How are sin and heresy objectively knowable? By what it says in the Bible? You have to do better. The book is rife with celebrations of cruelty and genocide.
He really believed some things the Church couldn’t even legally consider nowadays.
It really makes me think about this foundation of theology in a new light.
He may very well be representing the Bible’s teachings correctly though.
Church Law should never be such that it presents anyone for death by Secular Authorities or anyone else. Thomas says “Wherefore if forgers of money and other evil-doers are forthwith condemned to death by the secular authority…..” and yes indeed this has and in some places is still done, but it is not punishment in kind as human life is of an order ABOVE mere money. The lack of specifics regarding “other evil doers” also may not rise to the order of punishment in kind. Murderers of course come to mind as “covered” but even so though secular authorities may have the death penalty regarding those Heresy is of a different order again. It is an attack on the BELIEFS of the Church; not on the the lives of the Members of the Church. Hence cutting off from the life of the Church is valid (Excommunication), but delivering physical death or even Secular Law is not. Attacks on the lives of Church Members and Property are covered by Secular Law and should be applied without fear or favour.

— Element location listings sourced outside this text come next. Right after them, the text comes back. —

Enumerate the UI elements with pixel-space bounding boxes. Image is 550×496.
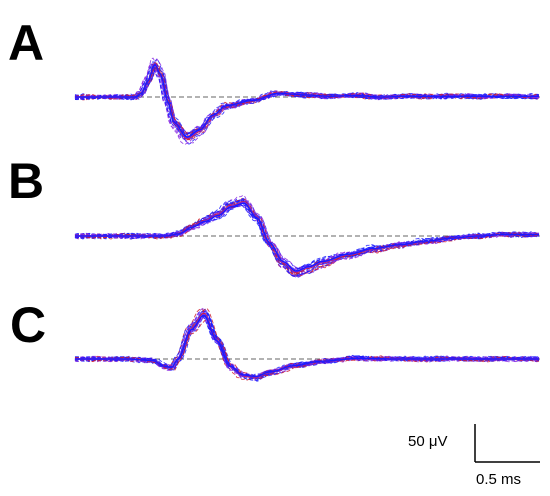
trace-c-21 (75, 307, 540, 379)
mean-trace-c-0 (75, 312, 539, 378)
trace-a-5 (74, 62, 540, 140)
trace-a-16 (75, 64, 540, 139)
panel-label-b: B (8, 153, 44, 209)
trace-b-17 (74, 199, 540, 278)
trace-b-19 (74, 194, 540, 278)
trace-b-16 (74, 199, 540, 276)
trace-a-2 (74, 63, 540, 140)
trace-c-14 (74, 316, 540, 379)
scale-bar: 50 μV 0.5 ms (408, 424, 540, 488)
panel-b: B (8, 153, 540, 279)
trace-c-8 (74, 314, 540, 378)
trace-a-0 (74, 60, 540, 140)
trace-c-0 (74, 308, 540, 380)
scale-bar-voltage-label: 50 μV (408, 433, 448, 450)
trace-c-12 (74, 310, 540, 378)
trace-a-7 (74, 63, 540, 141)
trace-a-4 (74, 64, 540, 138)
trace-c-3 (74, 314, 540, 378)
trace-a-9 (74, 65, 540, 138)
trace-c-19 (74, 317, 540, 379)
trace-a-21 (74, 65, 540, 134)
mean-trace-a-1 (75, 62, 539, 139)
trace-a-18 (75, 63, 540, 138)
trace-a-13 (74, 57, 540, 145)
panel-label-a: A (8, 15, 44, 71)
trace-c-13 (74, 307, 540, 379)
panel-a: A (8, 15, 540, 145)
trace-c-4 (74, 311, 540, 382)
trace-a-14 (74, 58, 540, 145)
trace-c-18 (74, 314, 540, 377)
trace-c-9 (74, 307, 540, 381)
scale-bar-time-label: 0.5 ms (476, 471, 521, 488)
trace-a-15 (74, 61, 540, 141)
trace-c-17 (74, 312, 540, 378)
trace-c-20 (74, 313, 540, 380)
trace-a-8 (74, 65, 540, 136)
trace-a-1 (74, 65, 540, 135)
trace-c-11 (74, 316, 540, 378)
trace-b-7 (74, 201, 540, 270)
trace-c-2 (74, 314, 540, 379)
panel-label-c: C (10, 297, 46, 353)
mean-trace-a-2 (75, 63, 539, 138)
trace-c-5 (74, 310, 540, 379)
panel-c: C (10, 297, 540, 382)
mean-trace-b-2 (75, 202, 539, 272)
trace-c-1 (74, 315, 540, 378)
trace-c-16 (74, 310, 540, 378)
mean-trace-a-0 (75, 61, 539, 140)
trace-a-3 (74, 63, 540, 141)
trace-c-15 (74, 319, 540, 378)
mean-trace-c-2 (75, 314, 539, 378)
mean-trace-c-1 (75, 313, 539, 378)
trace-c-7 (74, 315, 539, 381)
trace-a-20 (74, 65, 540, 137)
trace-a-11 (74, 61, 540, 140)
trace-c-6 (74, 310, 540, 382)
panel-c-traces (74, 307, 540, 382)
trace-a-17 (75, 58, 540, 144)
trace-a-10 (74, 65, 539, 135)
panel-b-traces (74, 194, 540, 279)
trace-c-10 (74, 310, 540, 380)
panel-a-traces (74, 57, 540, 145)
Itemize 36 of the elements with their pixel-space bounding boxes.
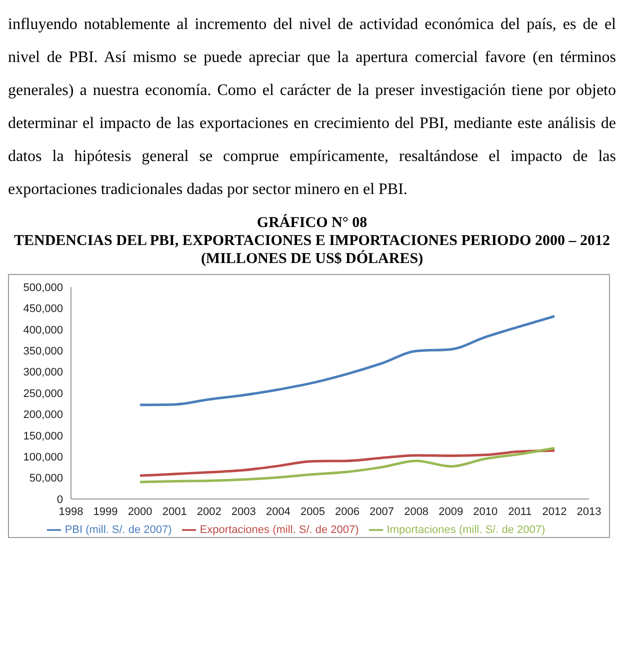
y-tick-label: 300,000 [23,366,63,379]
legend-label: Importaciones (mill. S/. de 2007) [386,524,546,536]
legend-label: PBI (mill. S/. de 2007) [64,524,172,536]
x-tick-label: 2005 [300,506,325,518]
y-tick-label: 400,000 [23,324,63,336]
line-series [138,446,556,484]
line-series [138,449,556,477]
x-tick-label: 2009 [438,506,464,518]
chart-subtitle: TENDENCIAS DEL PBI, EXPORTACIONES E IMPORTACIONES PERIODO 2000 – 2012 (MILLONES DE US$ DÓLARES) [13,232,611,268]
y-tick-label: 200,000 [23,409,63,422]
y-tick-label: 450,000 [23,303,63,316]
x-tick-label: 2008 [404,506,429,518]
x-tick-label: 2002 [196,506,222,518]
x-tick-label: 1998 [58,506,84,518]
x-tick-label: 1999 [93,506,118,518]
x-tick-label: 2013 [576,506,602,518]
x-tick-label: 2001 [162,506,187,518]
y-tick-label: 100,000 [23,452,63,464]
y-tick-label: 350,000 [23,346,63,358]
text: influyendo notablemente al incremento del nivel de actividad económica del país, es de el nivel de PBI. Así mismo se puede apreciar que la apertura comercial favore (en términos generales) a nuestra economía. Como el carácter de la preser investigación tiene por objeto determinar el impacto de las exportaciones en crecimiento del PBI, mediante este análisis de datos la hipótesis general se comprue empíricamente, resaltándose el impacto de las exportaciones tradicionales dadas por sector minero en el PBI. [8,15,616,200]
x-tick-label: 2004 [266,506,290,518]
y-tick-label: 500,000 [23,282,63,294]
chart-title: GRÁFICO N° 08 [256,214,368,232]
y-tick-label: 0 [56,494,63,506]
y-tick-label: 250,000 [23,388,63,400]
y-tick-label: 150,000 [23,430,63,442]
line-series [138,315,556,406]
legend-label: Exportaciones (mill. S/. de 2007) [200,524,359,536]
x-tick-label: 2000 [128,506,152,518]
y-tick-label: 50,000 [29,472,63,485]
x-tick-label: 2010 [473,506,498,518]
x-tick-label: 2006 [335,506,360,518]
x-tick-label: 2012 [542,506,567,518]
x-tick-label: 2003 [231,506,256,518]
x-tick-label: 2007 [370,506,394,518]
x-tick-label: 2011 [508,506,532,518]
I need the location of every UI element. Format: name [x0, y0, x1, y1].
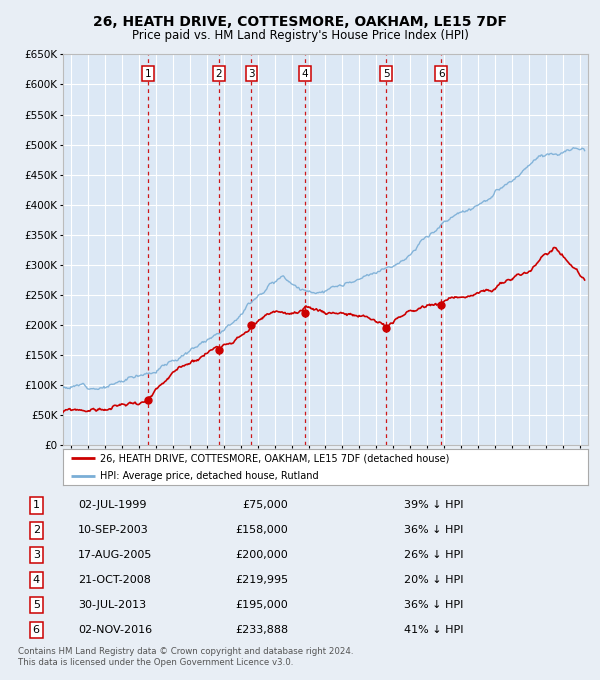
Text: 6: 6 — [438, 69, 445, 79]
Text: 26, HEATH DRIVE, COTTESMORE, OAKHAM, LE15 7DF: 26, HEATH DRIVE, COTTESMORE, OAKHAM, LE1… — [93, 15, 507, 29]
Text: £219,995: £219,995 — [235, 575, 289, 585]
Text: 41% ↓ HPI: 41% ↓ HPI — [404, 625, 463, 635]
Text: £195,000: £195,000 — [236, 600, 289, 610]
Text: 02-NOV-2016: 02-NOV-2016 — [78, 625, 152, 635]
Text: £233,888: £233,888 — [235, 625, 289, 635]
Text: 30-JUL-2013: 30-JUL-2013 — [78, 600, 146, 610]
Text: 3: 3 — [248, 69, 255, 79]
Text: Contains HM Land Registry data © Crown copyright and database right 2024.
This d: Contains HM Land Registry data © Crown c… — [18, 647, 353, 667]
Text: £158,000: £158,000 — [236, 526, 289, 535]
Text: Price paid vs. HM Land Registry's House Price Index (HPI): Price paid vs. HM Land Registry's House … — [131, 29, 469, 41]
Text: 20% ↓ HPI: 20% ↓ HPI — [404, 575, 463, 585]
Text: 39% ↓ HPI: 39% ↓ HPI — [404, 500, 463, 511]
Text: 1: 1 — [145, 69, 151, 79]
Text: 3: 3 — [32, 550, 40, 560]
Text: 26% ↓ HPI: 26% ↓ HPI — [404, 550, 463, 560]
Text: £75,000: £75,000 — [243, 500, 289, 511]
Text: 2: 2 — [32, 526, 40, 535]
Text: £200,000: £200,000 — [236, 550, 289, 560]
Text: 36% ↓ HPI: 36% ↓ HPI — [404, 600, 463, 610]
Text: HPI: Average price, detached house, Rutland: HPI: Average price, detached house, Rutl… — [100, 471, 319, 481]
Text: 26, HEATH DRIVE, COTTESMORE, OAKHAM, LE15 7DF (detached house): 26, HEATH DRIVE, COTTESMORE, OAKHAM, LE1… — [100, 454, 449, 463]
Text: 36% ↓ HPI: 36% ↓ HPI — [404, 526, 463, 535]
Text: 4: 4 — [302, 69, 308, 79]
Text: 10-SEP-2003: 10-SEP-2003 — [78, 526, 149, 535]
Text: 02-JUL-1999: 02-JUL-1999 — [78, 500, 147, 511]
Text: 6: 6 — [32, 625, 40, 635]
Text: 2: 2 — [215, 69, 222, 79]
Text: 21-OCT-2008: 21-OCT-2008 — [78, 575, 151, 585]
Text: 5: 5 — [32, 600, 40, 610]
Text: 1: 1 — [32, 500, 40, 511]
Text: 4: 4 — [32, 575, 40, 585]
Text: 17-AUG-2005: 17-AUG-2005 — [78, 550, 152, 560]
Text: 5: 5 — [383, 69, 389, 79]
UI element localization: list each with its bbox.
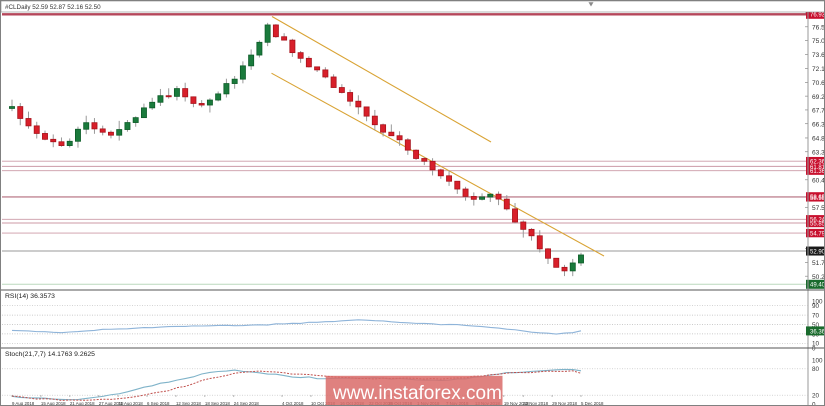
svg-text:55.85: 55.85 xyxy=(810,221,825,227)
svg-text:57.50: 57.50 xyxy=(812,205,825,212)
svg-text:52.90: 52.90 xyxy=(810,249,825,255)
svg-text:21 Aug 2018: 21 Aug 2018 xyxy=(70,401,95,406)
svg-text:20: 20 xyxy=(812,393,820,400)
svg-text:63.35: 63.35 xyxy=(812,149,825,156)
svg-text:64.80: 64.80 xyxy=(812,136,825,143)
svg-text:50.25: 50.25 xyxy=(812,274,825,281)
svg-text:9 Aug 2018: 9 Aug 2018 xyxy=(12,401,35,406)
svg-text:5 Dec 2018: 5 Dec 2018 xyxy=(581,401,604,406)
svg-text:70.65: 70.65 xyxy=(812,80,825,87)
svg-text:12 Sep 2018: 12 Sep 2018 xyxy=(176,401,201,406)
svg-text:61.36: 61.36 xyxy=(810,169,825,175)
svg-text:0: 0 xyxy=(812,401,816,406)
svg-text:0: 0 xyxy=(812,345,816,352)
svg-text:75.05: 75.05 xyxy=(812,38,825,45)
svg-text:80: 80 xyxy=(812,366,820,373)
svg-text:www.instaforex.com: www.instaforex.com xyxy=(332,383,502,404)
svg-text:70: 70 xyxy=(812,313,820,320)
svg-text:4 Oct 2018: 4 Oct 2018 xyxy=(282,401,304,406)
svg-text:100: 100 xyxy=(812,357,823,364)
svg-text:Stoch(21,7,7) 14.1763 9.2625: Stoch(21,7,7) 14.1763 9.2625 xyxy=(5,351,95,358)
svg-text:36.36: 36.36 xyxy=(810,329,825,335)
svg-text:60.40: 60.40 xyxy=(812,177,825,184)
svg-text:58.55: 58.55 xyxy=(810,196,825,202)
svg-text:51.70: 51.70 xyxy=(812,260,825,267)
svg-text:66.30: 66.30 xyxy=(812,121,825,128)
svg-text:69.20: 69.20 xyxy=(812,94,825,101)
svg-text:49.40: 49.40 xyxy=(810,283,825,289)
svg-text:29 Nov 2018: 29 Nov 2018 xyxy=(552,401,577,406)
svg-text:90: 90 xyxy=(812,303,820,310)
svg-text:#CLDaily 52.59 52.87 52.16 52: #CLDaily 52.59 52.87 52.16 52.50 xyxy=(5,4,101,11)
svg-text:54.79: 54.79 xyxy=(810,231,825,237)
svg-text:23 Nov 2018: 23 Nov 2018 xyxy=(523,401,548,406)
svg-text:6 Sep 2018: 6 Sep 2018 xyxy=(147,401,170,406)
svg-text:RSI(14) 36.3573: RSI(14) 36.3573 xyxy=(5,293,55,300)
svg-text:24 Sep 2018: 24 Sep 2018 xyxy=(234,401,259,406)
svg-text:72.10: 72.10 xyxy=(812,66,825,73)
svg-text:18 Sep 2018: 18 Sep 2018 xyxy=(205,401,230,406)
svg-text:31 Aug 2018: 31 Aug 2018 xyxy=(118,401,143,406)
svg-text:76.50: 76.50 xyxy=(812,24,825,31)
svg-text:15 Aug 2018: 15 Aug 2018 xyxy=(41,401,66,406)
svg-text:73.60: 73.60 xyxy=(812,52,825,59)
svg-text:67.75: 67.75 xyxy=(812,108,825,115)
svg-text:76.93: 76.93 xyxy=(810,13,825,19)
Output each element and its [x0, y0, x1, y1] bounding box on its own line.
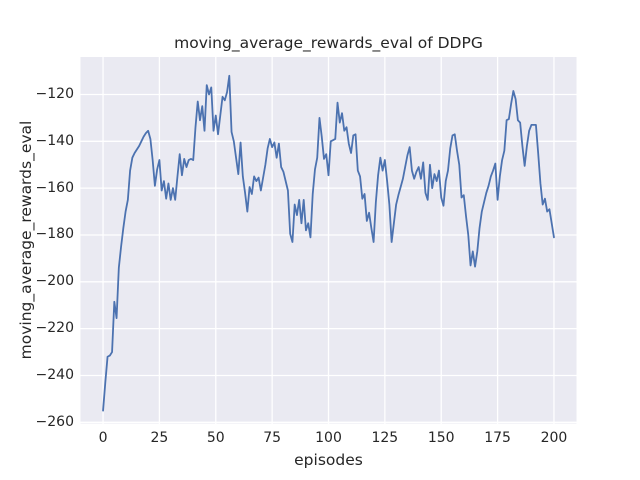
x-tick-label: 0 — [98, 430, 108, 446]
y-tick-label: −260 — [35, 413, 74, 430]
x-tick-label: 175 — [484, 430, 511, 446]
series-line — [102, 74, 555, 412]
y-tick-label: −180 — [35, 226, 74, 243]
y-tick-label: −120 — [35, 85, 74, 102]
y-tick-label: −220 — [35, 320, 74, 337]
x-tick-label: 75 — [263, 430, 282, 446]
chart-title: moving_average_rewards_eval of DDPG — [174, 34, 483, 52]
y-tick-label: −160 — [35, 179, 74, 196]
x-axis-label: episodes — [294, 451, 363, 469]
x-tick-label: 200 — [540, 430, 568, 446]
y-tick-label: −240 — [35, 366, 74, 383]
y-tick-label: −200 — [35, 273, 74, 290]
y-tick-label: −140 — [35, 132, 74, 149]
x-tick-label: 150 — [427, 430, 455, 446]
x-tick-label: 100 — [315, 430, 342, 446]
x-tick-label: 125 — [371, 430, 399, 446]
x-tick-label: 50 — [206, 430, 225, 446]
x-tick-label: 25 — [150, 430, 169, 446]
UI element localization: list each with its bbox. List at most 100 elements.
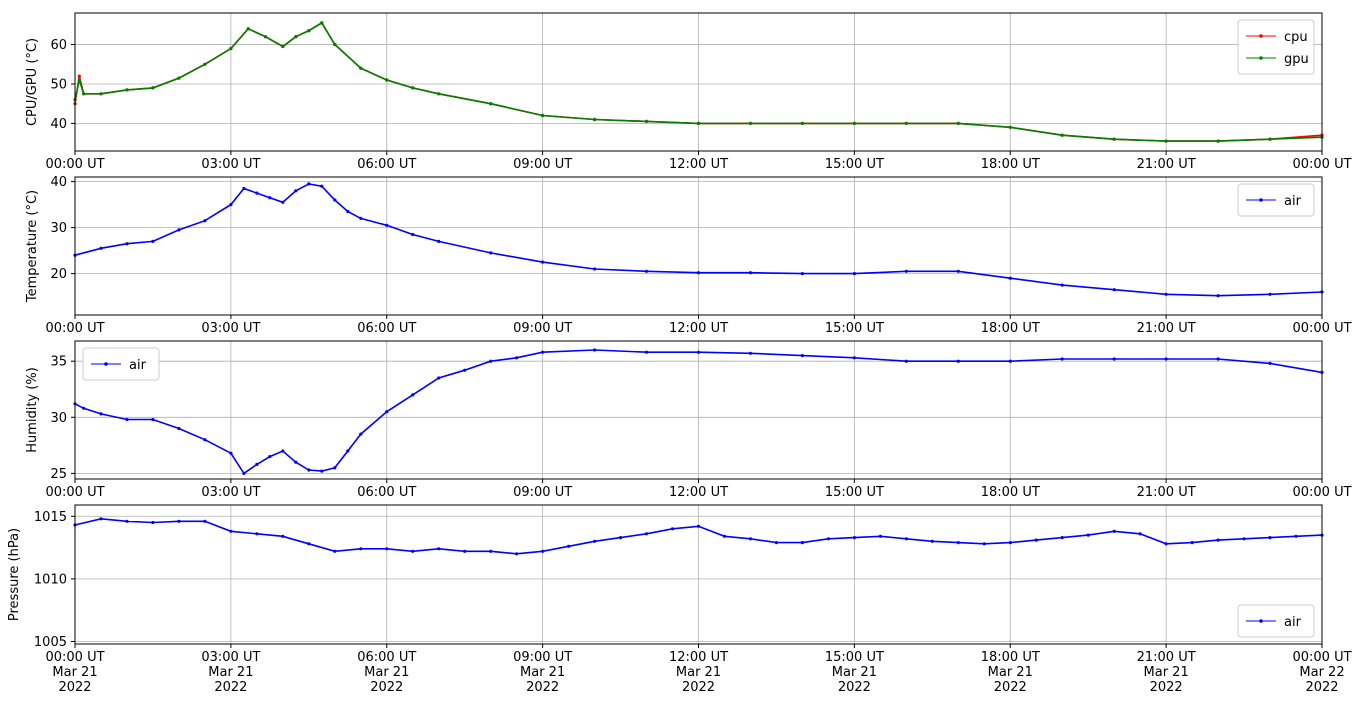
y-tick-label: 40 (50, 175, 67, 190)
data-point-air (359, 547, 363, 551)
legend-label-air: air (1284, 194, 1302, 209)
data-point-air (82, 406, 86, 410)
data-point-air (151, 520, 155, 525)
data-point-air (1164, 292, 1168, 296)
data-point-air (1164, 542, 1168, 546)
data-point-gpu (333, 42, 337, 47)
data-point-air (177, 519, 181, 523)
plot-frame (74, 340, 1323, 480)
x-tick-label: 06:00 UT (357, 157, 416, 172)
legend-label-air: air (129, 358, 147, 373)
y-tick-label: 30 (50, 411, 67, 426)
data-point-air (281, 200, 285, 204)
data-point-air (1060, 283, 1064, 287)
data-point-gpu (1164, 139, 1168, 143)
legend-marker-air (1259, 198, 1263, 202)
y-tick-label: 60 (50, 38, 67, 53)
data-point-gpu (748, 121, 753, 125)
data-point-air (722, 534, 727, 538)
data-point-air (1216, 357, 1220, 361)
data-point-air (1268, 292, 1272, 296)
x-tick-label: 21:00 UT (1137, 321, 1196, 336)
legend-label-air: air (1284, 615, 1302, 630)
data-point-air (956, 541, 960, 545)
x-tick-label: 09:00 UT (513, 157, 572, 172)
data-point-gpu (1216, 139, 1220, 143)
data-point-air (1008, 276, 1012, 280)
y-tick-label: 30 (50, 221, 67, 236)
data-point-gpu (320, 21, 324, 25)
data-point-air (1034, 538, 1038, 542)
data-point-air (99, 517, 103, 521)
legend-marker-gpu (1259, 56, 1263, 60)
data-point-air (774, 541, 779, 545)
data-point-air (748, 351, 753, 355)
x-tick-label: 12:00 UT (669, 321, 728, 336)
data-point-air (1112, 529, 1116, 533)
x-tick-label: 18:00 UT (981, 485, 1040, 500)
data-point-air (177, 228, 181, 232)
data-point-air (1216, 294, 1220, 298)
y-axis-label: Pressure (hPa) (7, 528, 22, 621)
data-point-air (333, 549, 337, 553)
panel-1: 00:00 UT 03:00 UT 06:00 UT 09:00 UT 12:00 UT… (25, 12, 1352, 172)
data-point-gpu (82, 92, 86, 96)
y-axis-label: Humidity (%) (25, 367, 40, 453)
data-point-air (1060, 357, 1064, 361)
data-point-air (904, 269, 908, 273)
y-tick-label: 50 (50, 77, 67, 92)
data-point-air (307, 468, 311, 472)
y-axis-label: CPU/GPU (°C) (25, 38, 40, 126)
data-point-gpu (1060, 133, 1064, 137)
data-point-air (489, 251, 493, 255)
data-point-air (437, 239, 441, 243)
y-tick-label: 1005 (34, 635, 67, 650)
legend-label-cpu: cpu (1284, 30, 1308, 45)
data-point-air (489, 359, 493, 363)
data-point-air (1242, 537, 1246, 541)
legend: air (1237, 183, 1315, 217)
x-tick-label: 12:00 UT (669, 650, 728, 665)
data-point-air (385, 223, 389, 227)
data-point-air (99, 412, 103, 416)
data-point-air (411, 393, 415, 397)
data-point-air (956, 359, 960, 363)
x-tick-label: 15:00 UT (825, 321, 884, 336)
data-point-air (696, 271, 701, 275)
data-point-air (268, 455, 272, 459)
data-point-air (229, 451, 233, 455)
data-point-air (411, 549, 415, 553)
x-tick-label: 12:00 UT (669, 157, 728, 172)
data-point-gpu (229, 46, 233, 51)
data-point-gpu (359, 66, 363, 70)
data-point-gpu (385, 78, 389, 82)
data-point-air (359, 432, 363, 436)
data-point-air (1086, 533, 1090, 537)
data-point-air (255, 191, 259, 195)
data-point-air (242, 471, 246, 475)
legend-marker-air (104, 362, 108, 366)
x-tick-label: 18:00 UT (981, 157, 1040, 172)
data-point-air (125, 242, 129, 246)
x-tick-label: 03:00 UT (201, 157, 260, 172)
x-tick-label: 18:00 UT (981, 321, 1040, 336)
data-point-air (904, 537, 908, 541)
series-line-air (74, 349, 1323, 475)
legend-label-gpu: gpu (1284, 52, 1309, 67)
data-point-air (294, 460, 298, 464)
data-point-air (203, 219, 207, 223)
data-point-gpu (956, 121, 960, 125)
x-tick-label: 21:00 UT (1137, 485, 1196, 500)
data-point-air (125, 519, 129, 523)
data-point-air (346, 449, 350, 453)
x-tick-label: Mar 21 (1144, 665, 1189, 680)
data-point-gpu (177, 76, 181, 80)
data-point-air (696, 524, 701, 528)
data-point-gpu (1112, 137, 1116, 141)
data-point-air (748, 271, 753, 275)
x-tick-label: Mar 21 (208, 665, 253, 680)
y-tick-label: 35 (50, 355, 67, 370)
data-point-air (748, 537, 753, 541)
x-tick-label: 2022 (1305, 680, 1338, 695)
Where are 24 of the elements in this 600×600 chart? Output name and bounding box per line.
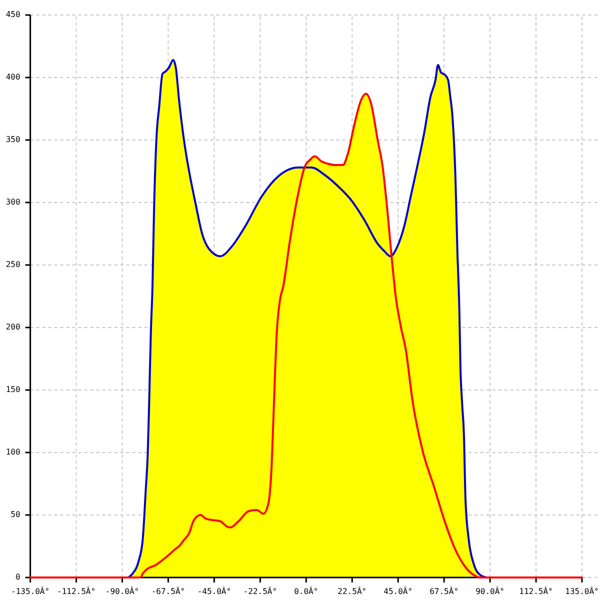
y-tick-label: 450 (6, 10, 20, 20)
y-tick-label: 400 (6, 72, 20, 82)
x-tick-label: 67.5Â° (430, 586, 459, 596)
x-tick-label: -45.0Â° (197, 586, 232, 596)
y-tick-label: 350 (6, 135, 20, 144)
x-tick-label: 0.0Â° (294, 586, 318, 596)
y-tick-label: 300 (6, 198, 20, 207)
x-tick-label: 112.5Â° (519, 586, 553, 596)
x-tick-label: -112.5Â° (57, 586, 96, 596)
x-tick-label: -90.0Â° (105, 586, 140, 596)
y-tick-label: 150 (6, 385, 20, 394)
x-tick-label: 135.0Â° (565, 586, 599, 596)
y-tick-label: 250 (6, 260, 20, 270)
line-series (127, 59, 488, 578)
x-tick-label: 90.0Â° (476, 586, 505, 596)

The monstrous arrogance of some of these comments is appalling, though all too typical today in this the true Dark Ages. In no way whatsoever are any of these commenters morally or intellectually superior to St. Thomas Aquinas. When disagreeing with him, you show only that as the amoeba is to man, so is your mind to the mind of St. Thomas Aquinas. When disagreeing with St. Aquinas, the greatest mind of all time, the only proper response is to retreat into silence and examine how YOU have fallen into error. But this is, of course, inconceivable to today’s legions of arrogant ignorami full of shameless chronological snobbery.
Perhaps. But I definitely don’t feel like a monster for arguing against the murder of Protestants.
All very difficult questions since so relevant to social life. St. Thomas looked for answers debating them on the ground of moral epistemology. I am not sure that he explored far enough the teaching of Jesus Christ himself.
He quotes Jesus’s explanation of God’s attitude towards sinners. They are not divinely punished until their death. (obviously they might bear the consequences of their actions). The argument of not harming others when one is executed always applies. He or she is somebody’s son or daughter.
There is no positive example of Jesus arguing any harm to any person, even to a sinner.
On the other hand he never argued against the common sense or against justice.
Besides, He himself was executed as a “heretic”.
If Thomas’ arguments were a justification for the brutality of the Inquisition, then God have mercy.
LOL. Poor Jeremiah – defending the indefensibly non-christian conclusions of the saint of confirmation bias.